Dante never went back to Florence. He spent the next twenty years of his life moving throughout Italy, writing and keeping an eye on Florentine politics. His family did not join him for more than a decade. While in exile, Dante re-focused on his life's true calling—his poetry.
While lodging in Lucca, Dante began composing an essay entitled De Vulgari Eloquentia. The essay detailed the fractured state of the Italian language (there were fourteen dialects spoken across the country) and stressed the need for a common vernacular language. It was written in Latin, the language of the educated elite.
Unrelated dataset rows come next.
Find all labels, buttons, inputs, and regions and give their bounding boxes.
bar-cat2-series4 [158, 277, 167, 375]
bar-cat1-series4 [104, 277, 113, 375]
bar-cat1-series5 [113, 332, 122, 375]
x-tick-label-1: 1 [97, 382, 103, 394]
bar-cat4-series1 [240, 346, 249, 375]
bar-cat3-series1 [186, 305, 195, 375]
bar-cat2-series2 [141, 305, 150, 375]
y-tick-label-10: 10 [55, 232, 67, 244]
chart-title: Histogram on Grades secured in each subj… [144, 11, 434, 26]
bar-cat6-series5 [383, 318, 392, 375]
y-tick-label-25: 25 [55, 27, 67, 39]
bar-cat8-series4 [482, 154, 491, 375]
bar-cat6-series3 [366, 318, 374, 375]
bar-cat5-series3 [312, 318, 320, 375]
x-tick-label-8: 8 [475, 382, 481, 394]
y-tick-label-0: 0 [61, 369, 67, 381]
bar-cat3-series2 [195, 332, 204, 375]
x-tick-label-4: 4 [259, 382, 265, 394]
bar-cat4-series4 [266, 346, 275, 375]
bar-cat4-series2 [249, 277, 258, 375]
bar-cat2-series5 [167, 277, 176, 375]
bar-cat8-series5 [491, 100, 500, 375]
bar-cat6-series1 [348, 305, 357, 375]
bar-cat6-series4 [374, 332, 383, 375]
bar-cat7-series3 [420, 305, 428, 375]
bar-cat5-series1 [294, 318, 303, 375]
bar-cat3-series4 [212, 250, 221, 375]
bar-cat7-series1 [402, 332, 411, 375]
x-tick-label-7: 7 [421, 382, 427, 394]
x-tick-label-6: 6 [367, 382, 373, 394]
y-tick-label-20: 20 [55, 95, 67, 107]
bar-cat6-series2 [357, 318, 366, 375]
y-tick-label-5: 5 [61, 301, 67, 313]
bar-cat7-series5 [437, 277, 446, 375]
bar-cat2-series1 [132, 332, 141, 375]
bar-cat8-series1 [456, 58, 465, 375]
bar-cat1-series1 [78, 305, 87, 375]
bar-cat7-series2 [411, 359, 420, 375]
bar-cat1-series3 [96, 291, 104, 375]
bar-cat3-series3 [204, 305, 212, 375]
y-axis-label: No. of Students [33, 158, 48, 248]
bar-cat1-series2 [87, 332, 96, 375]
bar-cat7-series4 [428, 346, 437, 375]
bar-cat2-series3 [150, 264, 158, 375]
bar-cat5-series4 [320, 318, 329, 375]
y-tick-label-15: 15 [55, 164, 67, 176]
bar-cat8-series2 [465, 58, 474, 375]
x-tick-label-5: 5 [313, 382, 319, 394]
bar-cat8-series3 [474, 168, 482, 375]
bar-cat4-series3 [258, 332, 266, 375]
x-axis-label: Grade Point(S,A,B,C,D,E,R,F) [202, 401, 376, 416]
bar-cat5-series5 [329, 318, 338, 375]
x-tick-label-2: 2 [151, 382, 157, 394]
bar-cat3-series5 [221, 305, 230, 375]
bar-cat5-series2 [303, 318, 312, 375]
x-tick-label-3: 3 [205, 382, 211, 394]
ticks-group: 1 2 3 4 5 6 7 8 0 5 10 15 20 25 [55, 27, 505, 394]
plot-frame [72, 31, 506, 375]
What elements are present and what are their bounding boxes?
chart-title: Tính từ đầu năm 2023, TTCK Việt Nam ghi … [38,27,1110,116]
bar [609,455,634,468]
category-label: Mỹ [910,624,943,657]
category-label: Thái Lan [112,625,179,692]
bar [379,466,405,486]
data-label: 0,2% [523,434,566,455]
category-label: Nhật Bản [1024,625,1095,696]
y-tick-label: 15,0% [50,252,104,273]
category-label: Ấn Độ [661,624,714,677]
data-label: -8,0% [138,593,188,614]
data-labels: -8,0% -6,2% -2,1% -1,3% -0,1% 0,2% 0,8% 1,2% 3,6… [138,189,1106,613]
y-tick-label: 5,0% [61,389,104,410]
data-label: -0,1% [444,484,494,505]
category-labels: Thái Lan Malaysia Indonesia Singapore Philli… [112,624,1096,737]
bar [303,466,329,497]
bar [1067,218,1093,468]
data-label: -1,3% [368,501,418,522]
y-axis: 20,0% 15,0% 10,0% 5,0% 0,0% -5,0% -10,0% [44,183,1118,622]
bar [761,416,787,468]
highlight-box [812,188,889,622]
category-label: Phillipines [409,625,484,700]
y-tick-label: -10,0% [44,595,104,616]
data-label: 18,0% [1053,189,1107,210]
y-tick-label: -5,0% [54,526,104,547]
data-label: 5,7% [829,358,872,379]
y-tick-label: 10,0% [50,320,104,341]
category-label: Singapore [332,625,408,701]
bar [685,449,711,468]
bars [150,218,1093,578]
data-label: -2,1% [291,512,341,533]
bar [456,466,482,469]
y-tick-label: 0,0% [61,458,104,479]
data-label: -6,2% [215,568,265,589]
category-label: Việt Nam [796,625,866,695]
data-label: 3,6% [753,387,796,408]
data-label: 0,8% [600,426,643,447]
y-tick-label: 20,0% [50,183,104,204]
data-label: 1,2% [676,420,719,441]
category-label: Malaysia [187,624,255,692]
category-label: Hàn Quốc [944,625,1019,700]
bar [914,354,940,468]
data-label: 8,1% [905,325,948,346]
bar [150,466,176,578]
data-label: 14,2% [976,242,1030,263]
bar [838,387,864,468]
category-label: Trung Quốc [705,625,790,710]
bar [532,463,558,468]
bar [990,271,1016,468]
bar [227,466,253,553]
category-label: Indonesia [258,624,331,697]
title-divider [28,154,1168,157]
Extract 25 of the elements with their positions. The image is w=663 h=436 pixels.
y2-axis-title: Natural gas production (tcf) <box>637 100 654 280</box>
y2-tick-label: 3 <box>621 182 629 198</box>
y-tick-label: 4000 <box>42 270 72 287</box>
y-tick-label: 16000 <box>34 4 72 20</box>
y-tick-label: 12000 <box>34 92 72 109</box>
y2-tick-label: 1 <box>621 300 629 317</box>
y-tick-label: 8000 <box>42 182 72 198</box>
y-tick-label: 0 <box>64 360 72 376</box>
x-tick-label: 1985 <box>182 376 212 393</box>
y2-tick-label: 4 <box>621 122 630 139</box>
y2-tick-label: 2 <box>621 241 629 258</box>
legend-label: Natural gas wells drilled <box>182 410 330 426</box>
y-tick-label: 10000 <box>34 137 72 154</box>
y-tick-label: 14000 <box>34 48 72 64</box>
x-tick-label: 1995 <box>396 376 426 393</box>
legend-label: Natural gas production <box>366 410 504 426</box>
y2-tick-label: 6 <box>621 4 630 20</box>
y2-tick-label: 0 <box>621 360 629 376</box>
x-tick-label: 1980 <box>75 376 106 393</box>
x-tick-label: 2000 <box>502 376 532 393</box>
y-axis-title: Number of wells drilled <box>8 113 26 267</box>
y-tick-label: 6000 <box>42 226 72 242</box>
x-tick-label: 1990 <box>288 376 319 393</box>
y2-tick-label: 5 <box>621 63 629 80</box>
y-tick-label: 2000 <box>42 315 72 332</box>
From then on, however, Dante's greatest works would be composed in Italian.
Pope Boniface died in 1303, but his death did nothing to lift Dante's sentence. In 1306, Dante began writing a long poem entitled Convivio ("Banquet"). It was akin to a poetic resume, intended to remind Florentines of all that he had achieved and to introduce his new identity as a poet. An even more mature adult replaced the young man of Vita Nuova. Instead of total devotion to love, the new poet sought wisdom as his goal. After reminding Florentine readers of how much he had accomplished, Convivio asked for forgiveness from Florence's Whites and Blacks. Unfortuately, no such clemency was offered to Dante. With no end to his exile in sight, Dante began writing the poem that would make him famous—Commedia, or Comedy.
"Comedy" did not mean that the poem was intended to be funny. Dante used the word "comedy" to indicate that his story had a happy ending—his meeting with God—rather than a sad ending, which would have made it a tragedy. He also didn't dub his own work "Divine." Two hundred years after his death, an unknown author added the word to the title to give the trilogy the title we use today—the Divine Comedy.